Type 1 diabetes affects an estimated 1.25 million Americans. This autoimmune disorder causes the affected person's own immune system to destroy pancreatic beta cells. This results in the pancreas’ inability to make insulin, eliminating the body’s ability to regulate blood sugar.
While the diabetic's body can't control blood glucose levels on its own, diabetics can get the same result through medications. Managing type 1 requires insulin injections or the use of an insulin pump. Unlike with type 2 diabetes, lifestyle changes won't impact the body enough to cause a substantial result.
Insulin delivery systems and products have come a long way since the days of packing a cooler and having to use vials and syringes. But that doesn't mean there aren't limitations to how diabetics can store their insulin or travel with it.
If your child has type 1 diabetes, take a look at what you need to know about insulin, diabetes, and your summer vacation plans.
Bring a Travel Letter
Understandably, the U.S.'s Transportation Safety Administration (TSA) and other government safety agencies around the world have strict policies for what you can and can't bring onto flights. If your summer vacation plans include air travel, you'll need a formal doctor's travel note. This should detail all of the medications and testing supplies that your child needs, stating that these are medically necessary.
Along with insulin, the note should include all testing supplies, syringes, pen needles, continuous glucose monitors, pump supplies, an emergency glucagon kit, and anything else that your child needs to regulate their blood sugar.
Instead of transferring medications and supplies into baggies or travel containers, keep them (if possible) in their original packaging with the pharmacy's prescription label on them. This can reduce confusion in the event that the TSA (or other country's) agent doesn't know which products the letter specifies.
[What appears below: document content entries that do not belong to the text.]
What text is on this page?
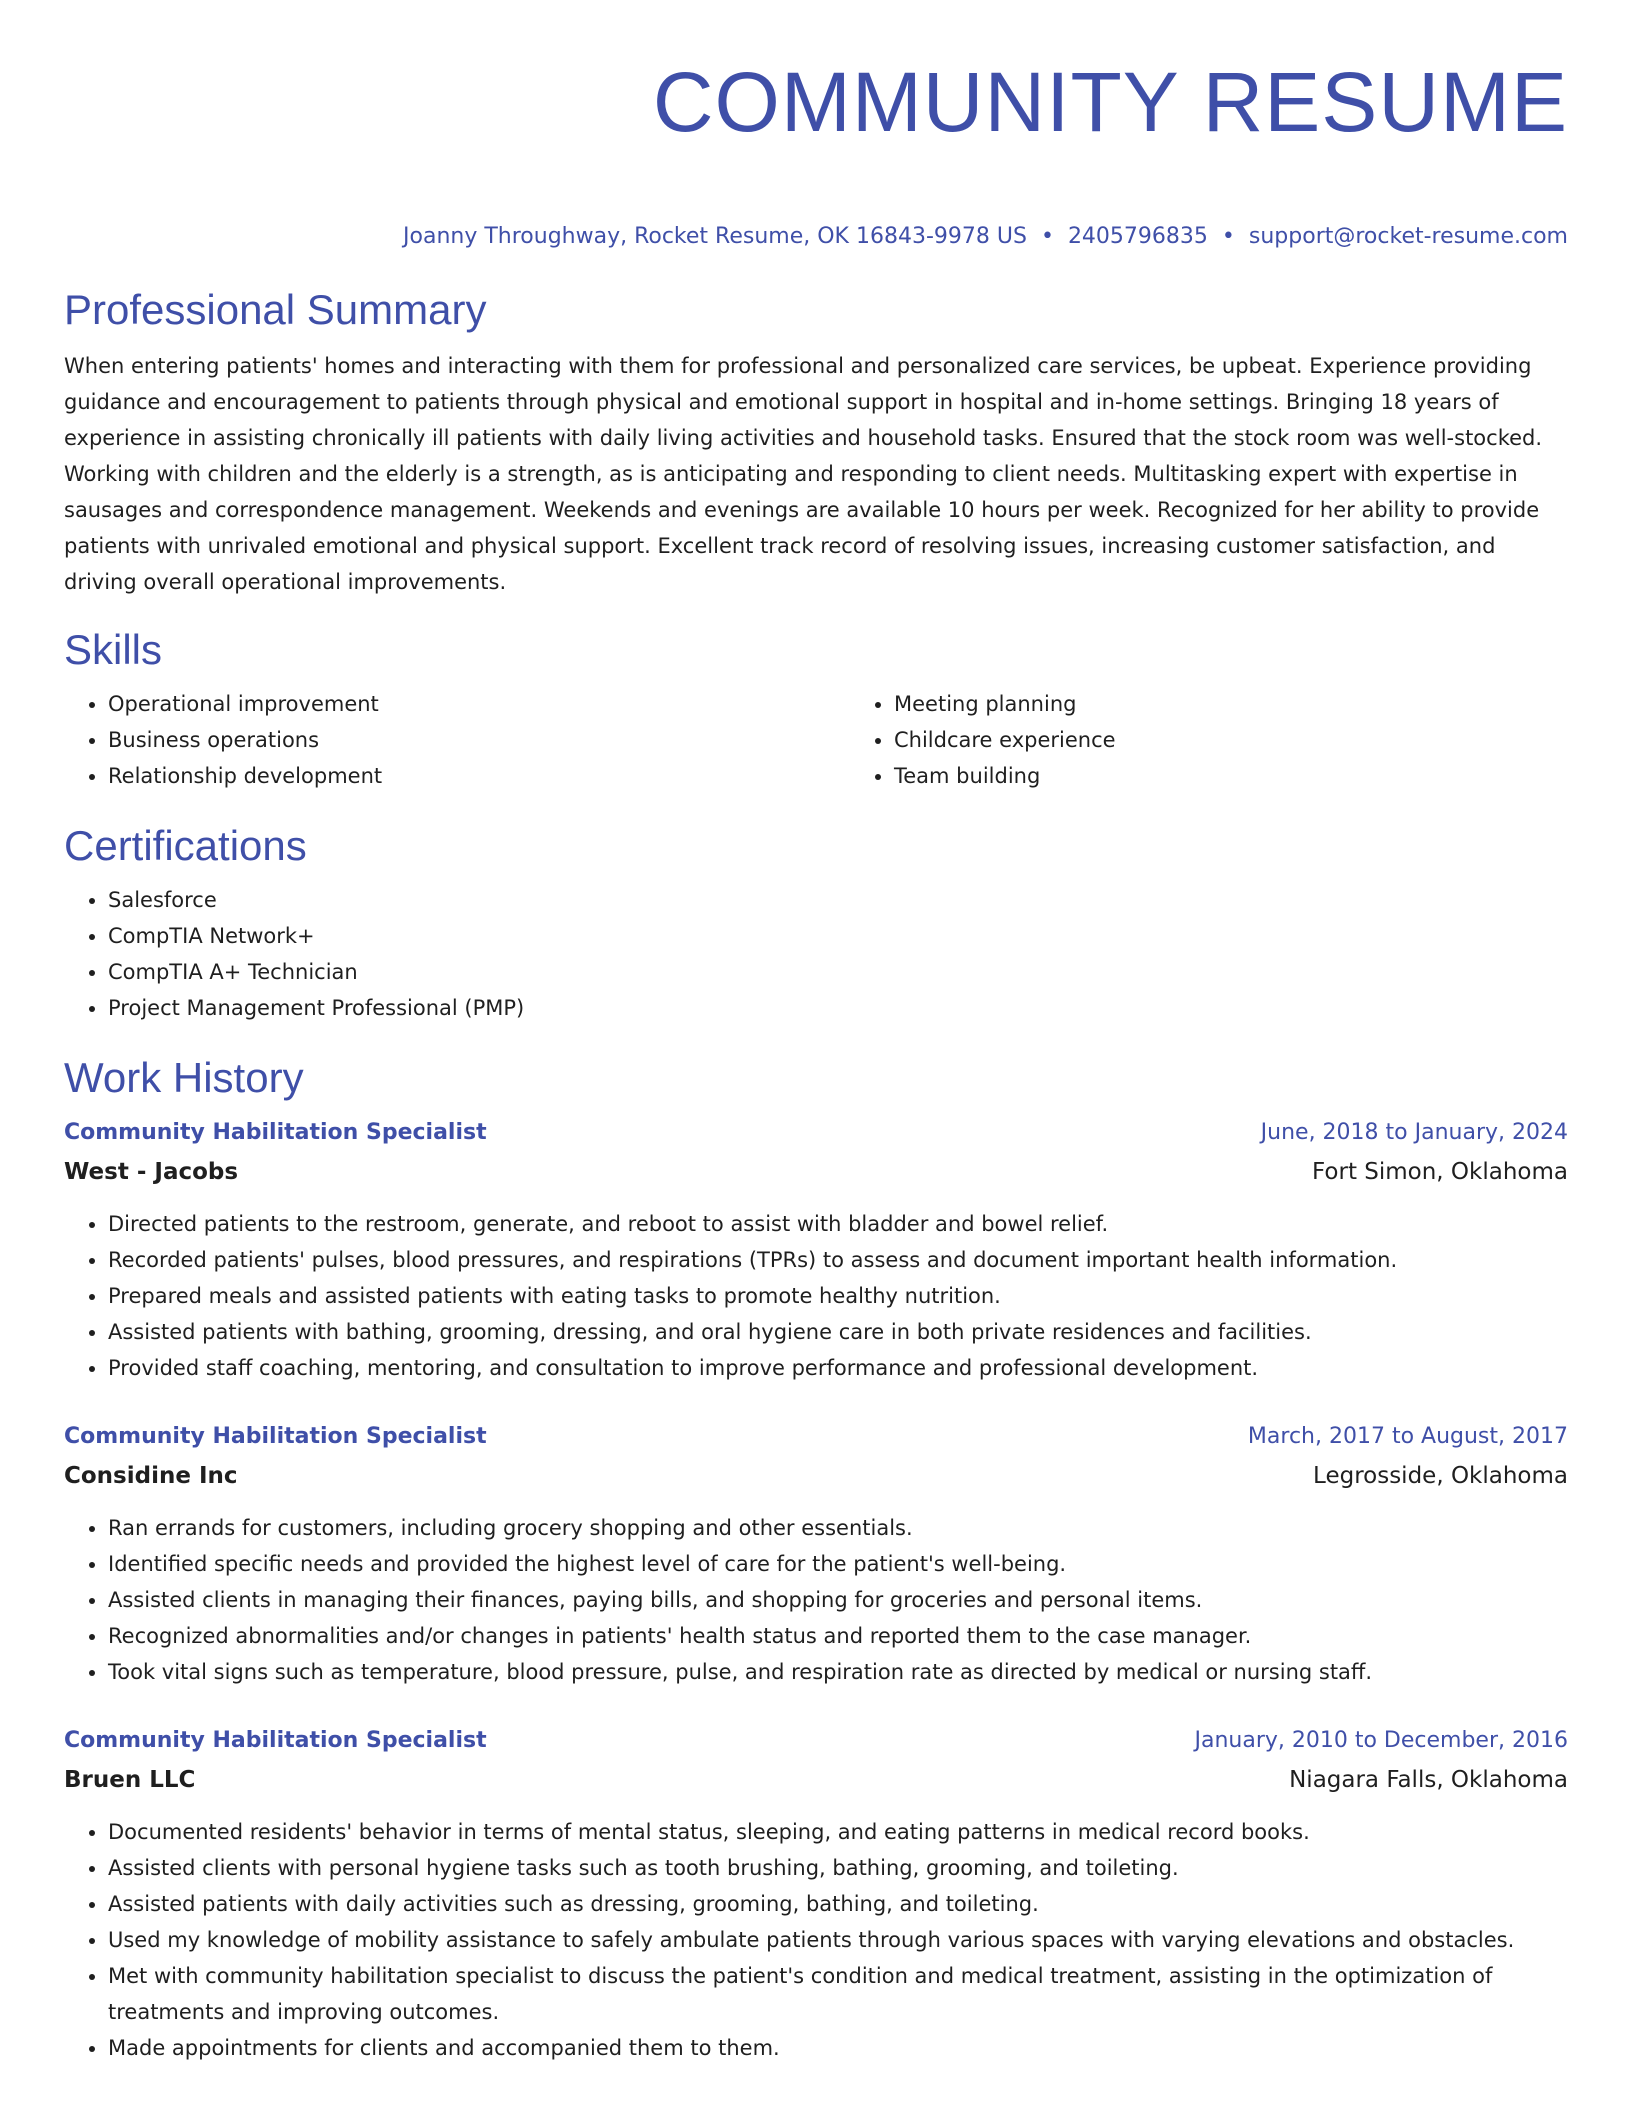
COMMUNITY RESUME
Joanny Throughway, Rocket Resume, OK 16843-9978 US • 2405796835 • support@rocket-resume.com
Professional Summary

When entering patients' homes and interacting with them for professional and personalized care services, be upbeat. Experience providing guidance and encouragement to patients through physical and emotional support in hospital and in-home settings. Bringing 18 years of experience in assisting chronically ill patients with daily living activities and household tasks. Ensured that the stock room was well-stocked. Working with children and the elderly is a strength, as is anticipating and responding to client needs. Multitasking expert with expertise in sausages and correspondence management. Weekends and evenings are available 10 hours per week. Recognized for her ability to provide patients with unrivaled emotional and physical support. Excellent track record of resolving issues, increasing customer satisfaction, and driving overall operational improvements.

Skills
• Operational improvement
• Business operations
• Relationship development
• Meeting planning
• Childcare experience
• Team building
Certifications
• Salesforce
• CompTIA Network+
• CompTIA A+ Technician
• Project Management Professional (PMP)
Work History
Community Habilitation Specialist	June, 2018 to January, 2024
West - Jacobs	Fort Simon, Oklahoma
• Directed patients to the restroom, generate, and reboot to assist with bladder and bowel relief.
• Recorded patients' pulses, blood pressures, and respirations (TPRs) to assess and document important health information.
• Prepared meals and assisted patients with eating tasks to promote healthy nutrition.
• Assisted patients with bathing, grooming, dressing, and oral hygiene care in both private residences and facilities.
• Provided staff coaching, mentoring, and consultation to improve performance and professional development.
Community Habilitation Specialist	March, 2017 to August, 2017
Considine Inc	Legrosside, Oklahoma
• Ran errands for customers, including grocery shopping and other essentials.
• Identified specific needs and provided the highest level of care for the patient's well-being.
• Assisted clients in managing their finances, paying bills, and shopping for groceries and personal items.
• Recognized abnormalities and/or changes in patients' health status and reported them to the case manager.
• Took vital signs such as temperature, blood pressure, pulse, and respiration rate as directed by medical or nursing staff.
Community Habilitation Specialist	January, 2010 to December, 2016
Bruen LLC	Niagara Falls, Oklahoma
• Documented residents' behavior in terms of mental status, sleeping, and eating patterns in medical record books.
• Assisted clients with personal hygiene tasks such as tooth brushing, bathing, grooming, and toileting.
• Assisted patients with daily activities such as dressing, grooming, bathing, and toileting.
• Used my knowledge of mobility assistance to safely ambulate patients through various spaces with varying elevations and obstacles.
• Met with community habilitation specialist to discuss the patient's condition and medical treatment, assisting in the optimization of treatments and improving outcomes.
• Made appointments for clients and accompanied them to them.
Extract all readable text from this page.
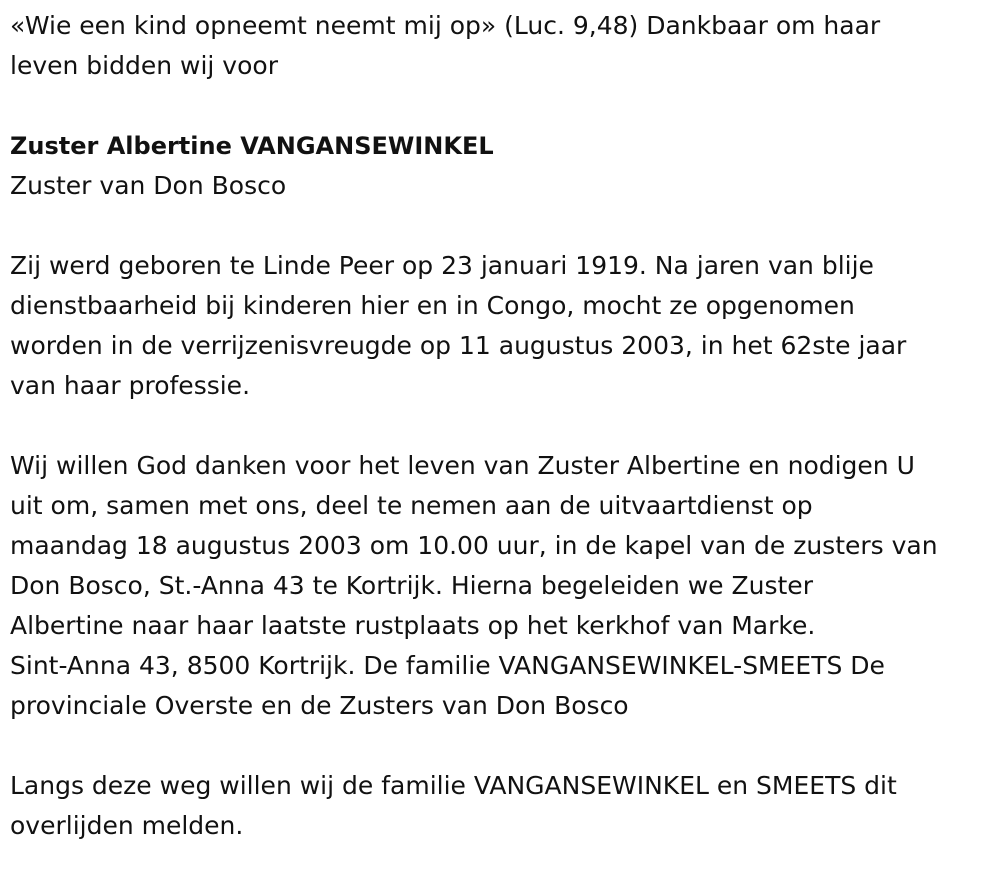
«Wie een kind opneemt neemt mij op» (Luc. 9,48) Dankbaar om haar

leven bidden wij voor

Zuster Albertine VANGANSEWINKEL

Zuster van Don Bosco

Zij werd geboren te Linde Peer op 23 januari 1919. Na jaren van blije

dienstbaarheid bij kinderen hier en in Congo, mocht ze opgenomen

worden in de verrijzenisvreugde op 11 augustus 2003, in het 62ste jaar

van haar professie.

Wij willen God danken voor het leven van Zuster Albertine en nodigen U

uit om, samen met ons, deel te nemen aan de uitvaartdienst op

maandag 18 augustus 2003 om 10.00 uur, in de kapel van de zusters van

Don Bosco, St.-Anna 43 te Kortrijk. Hierna begeleiden we Zuster

Albertine naar haar laatste rustplaats op het kerkhof van Marke.

Sint-Anna 43, 8500 Kortrijk. De familie VANGANSEWINKEL-SMEETS De

provinciale Overste en de Zusters van Don Bosco

Langs deze weg willen wij de familie VANGANSEWINKEL en SMEETS dit

overlijden melden.
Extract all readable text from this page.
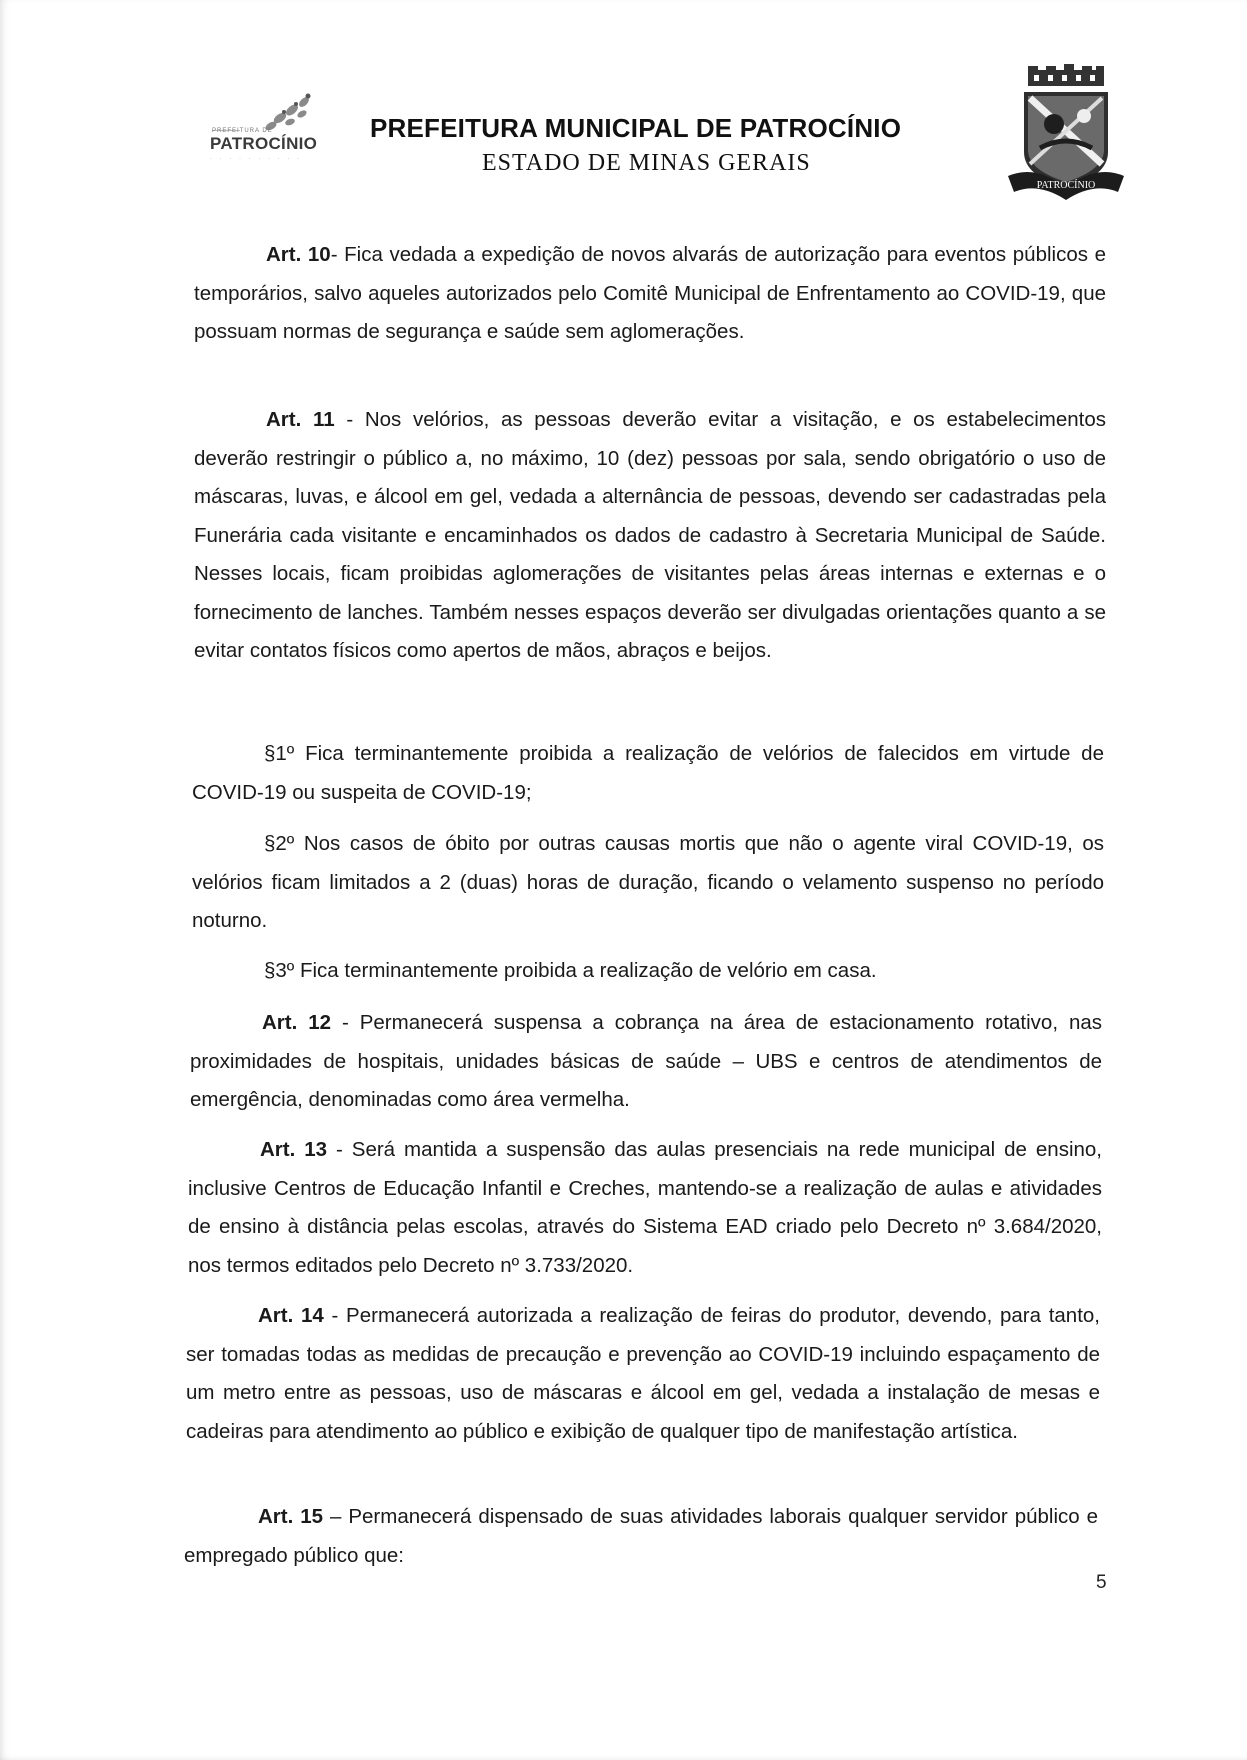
PREFEITURA DE
PATROCÍNIO
· · · · · · · · · ·
PREFEITURA MUNICIPAL DE PATROCÍNIO
ESTADO DE MINAS GERAIS
PATROCÍNIO
Art. 10- Fica vedada a expedição de novos alvarás de autorização para eventos públicos e temporários, salvo aqueles autorizados pelo Comitê Municipal de Enfrentamento ao COVID-19, que possuam normas de segurança e saúde sem aglomerações.
Art. 11 - Nos velórios, as pessoas deverão evitar a visitação, e os estabelecimentos deverão restringir o público a, no máximo, 10 (dez) pessoas por sala, sendo obrigatório o uso de máscaras, luvas, e álcool em gel, vedada a alternância de pessoas, devendo ser cadastradas pela Funerária cada visitante e encaminhados os dados de cadastro à Secretaria Municipal de Saúde. Nesses locais, ficam proibidas aglomerações de visitantes pelas áreas internas e externas e o fornecimento de lanches. Também nesses espaços deverão ser divulgadas orientações quanto a se evitar contatos físicos como apertos de mãos, abraços e beijos.
§1º Fica terminantemente proibida a realização de velórios de falecidos em virtude de COVID-19 ou suspeita de COVID-19;
§2º Nos casos de óbito por outras causas mortis que não o agente viral COVID-19, os velórios ficam limitados a 2 (duas) horas de duração, ficando o velamento suspenso no período noturno.
§3º Fica terminantemente proibida a realização de velório em casa.
Art. 12 - Permanecerá suspensa a cobrança na área de estacionamento rotativo, nas proximidades de hospitais, unidades básicas de saúde – UBS e centros de atendimentos de emergência, denominadas como área vermelha.
Art. 13 - Será mantida a suspensão das aulas presenciais na rede municipal de ensino, inclusive Centros de Educação Infantil e Creches, mantendo-se a realização de aulas e atividades de ensino à distância pelas escolas, através do Sistema EAD criado pelo Decreto nº 3.684/2020, nos termos editados pelo Decreto nº 3.733/2020.
Art. 14 - Permanecerá autorizada a realização de feiras do produtor, devendo, para tanto, ser tomadas todas as medidas de precaução e prevenção ao COVID-19 incluindo espaçamento de um metro entre as pessoas, uso de máscaras e álcool em gel, vedada a instalação de mesas e cadeiras para atendimento ao público e exibição de qualquer tipo de manifestação artística.
Art. 15 – Permanecerá dispensado de suas atividades laborais qualquer servidor público e empregado público que:
5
The travel letter can also state that your child needs to carry sugar pills or juice in the event of low blood sugar (hypoglycemia).
Keep in mind that the TSA (or another country's safety agency) may not permit some containers on flights — especially when it comes to packaged liquids. Check with the agency before assuming that you can bring a large-sized juice box or full bottle of juice onto a plane. You may need to split these into smaller, clear containers.
Keep a Cool Carry-On
Depending on what type of insulin you use, after being opened (and removed from refrigeration) it may last for only a few weeks to a month. Always travel with extra insulin. You may think that you only need to bring one pen or a specific number of insulin pump cartridges. But your child could lose or break a pen or vial, or you may have calculated incorrectly.
Instead of stashing unopened insulin in your luggage, keep the extras in an insulated, cooled carry-on. Subjecting the insulin to the warm temperatures of airline cargo holds or the heat of a car’s trunk can make the medication unusable.
Along with keeping it cool, bring the extra insulin with you; it can come in handy in the event that your child's pen stops working mid-flight or another similar type of malfunction happens.
Create an Insulin Check Routine
Do you have your child's insulin with you? What about their glucose tablets or glucagon kit? Keep everything together in one kit or bag. This makes it easy to know what you have and where it is.
Before leaving the airport, getting into the car, or going to a restaurant on your beach vacation, always check to make sure that you have your child's kit. Work this check into your travel routine, making it a natural part of your family's day.